Crispy Quinoa Sliders
Serving Size: 12
- 0.67 cup quinoa
- onion, for serving
- tomatoes, for serving
- lettuce, for serving
- mini burger buns, for serving
- 0.25 cup extra virgin olive oil
- 0.25 tsp freshly ground pepper
- 0.5 tsp kosher salt
- 3 small cloves garlic, minced
- 0.25 cup chopped chive
- 0.5 cup freshly grated Parmigiano-Reggiano cheese
- 1 cup coarsely grated zucchini
- 2 large eggs
- 2 1-inch-thick slices of wheat bread, crusts removed and bread cubed
- pickle, for serving
- In a medium saucepan, cook the quinoa in boiling water until just tender, 10 minutes. Drain and spread on a baking sheet to cool.
- In a food processor, pulse the bread until coarse crumbs form; you should have about 1 cup. In a bowl, whisk the eggs. Squeeze the liquid from the zucchini and add the zucchini to the eggs. Stir in the cheese, chives, garlic, salt and pepper. Mix in the quinoa and bread crumbs. Let stand for 10 minutes.

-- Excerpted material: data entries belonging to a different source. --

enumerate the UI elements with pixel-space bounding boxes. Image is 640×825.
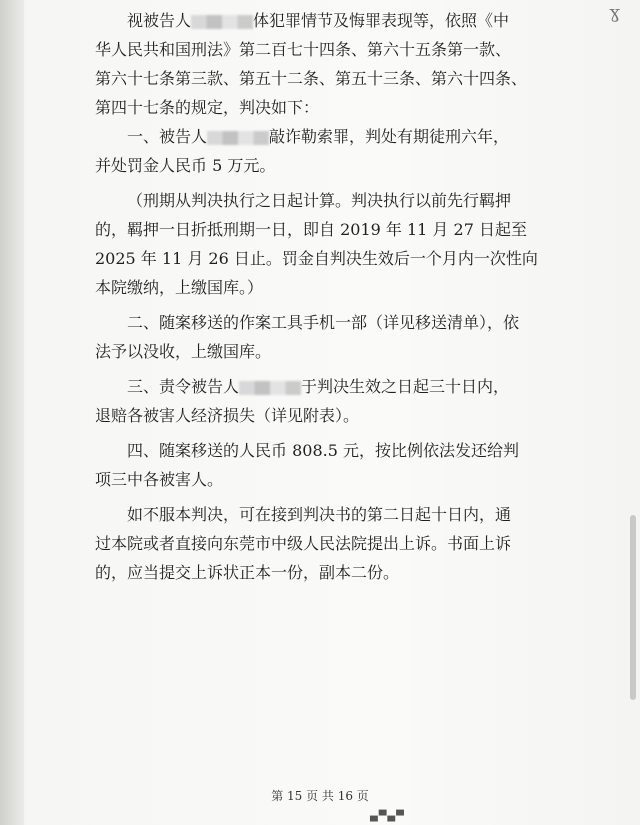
page-number: 第 15 页 共 16 页: [271, 789, 369, 803]
text-line: 退赔各被害人经济损失（详见附表）。: [95, 406, 360, 425]
text-line: 四、随案移送的人民币 808.5 元，按比例依法发还给判: [127, 441, 519, 460]
corner-mark: ɣ: [609, 2, 620, 23]
text-line: [95, 6, 535, 35]
text-line: 的，应当提交上诉状正本一份，副本二份。: [95, 563, 400, 582]
text-line: [95, 122, 535, 151]
text-fragment: 三、责令被告人: [127, 377, 240, 396]
page-shadow-edge: [0, 0, 24, 825]
text-fragment: 一、被告人: [127, 127, 208, 146]
text-line: 第六十七条第三款、第五十二条、第五十三条、第六十四条、: [95, 69, 528, 88]
stamp-fragment: ▄▀▄▀: [370, 811, 405, 822]
text-line: 并处罚金人民币 5 万元。: [95, 156, 276, 175]
text-line: 华人民共和国刑法》第二百七十四条、第六十五条第一款、: [95, 40, 512, 59]
text-line: 二、随案移送的作案工具手机一部（详见移送清单），依: [127, 313, 520, 332]
text-line: 本院缴纳，上缴国库。）: [95, 278, 264, 297]
redacted-name: [191, 15, 253, 29]
judgment-text: [95, 6, 538, 587]
text-line: 的，羁押一日折抵刑期一日，即自 2019 年 11 月 27 日起至: [95, 220, 527, 239]
scrollbar[interactable]: [630, 515, 636, 700]
text-line: [95, 372, 535, 401]
text-fragment: 于判决生效之日起三十日内，: [301, 377, 510, 396]
text-line: 第四十七条的规定，判决如下：: [95, 98, 320, 117]
text-fragment: 体犯罪情节及悔罪表现等，依照《中: [253, 11, 510, 30]
redacted-name: [207, 131, 269, 145]
text-line: 如不服本判决，可在接到判决书的第二日起十日内，通: [127, 505, 512, 524]
text-fragment: 敲诈勒索罪，判处有期徒刑六年，: [269, 127, 510, 146]
text-line: （刑期从判决执行之日起计算。判决执行以前先行羁押: [127, 191, 512, 210]
text-line: 法予以没收，上缴国库。: [95, 342, 272, 361]
text-line: 2025 年 11 月 26 日止。罚金自判决生效后一个月内一次性向: [95, 249, 538, 268]
redacted-name: [239, 381, 301, 395]
text-line: 项三中各被害人。: [95, 470, 224, 489]
text-fragment: 视被告人: [127, 11, 192, 30]
text-line: 过本院或者直接向东莞市中级人民法院提出上诉。书面上诉: [95, 534, 512, 553]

- Using a 1/4-cup measure, scoop 12 mounds and form each one into a 1/2-inch-thick patty. In a large nonstick skillet, heat 1 tablespoon of the oil. Add 6 patties and cook until golden on the bottom, 3 minutes. Add 1 tablespoon of the oil to the skillet, flip the patties and cook for 3 minutes, until crisp. Repeat with the remaining patties and oil. Serve with buns, lettuce, tomatoes, onion and pickles.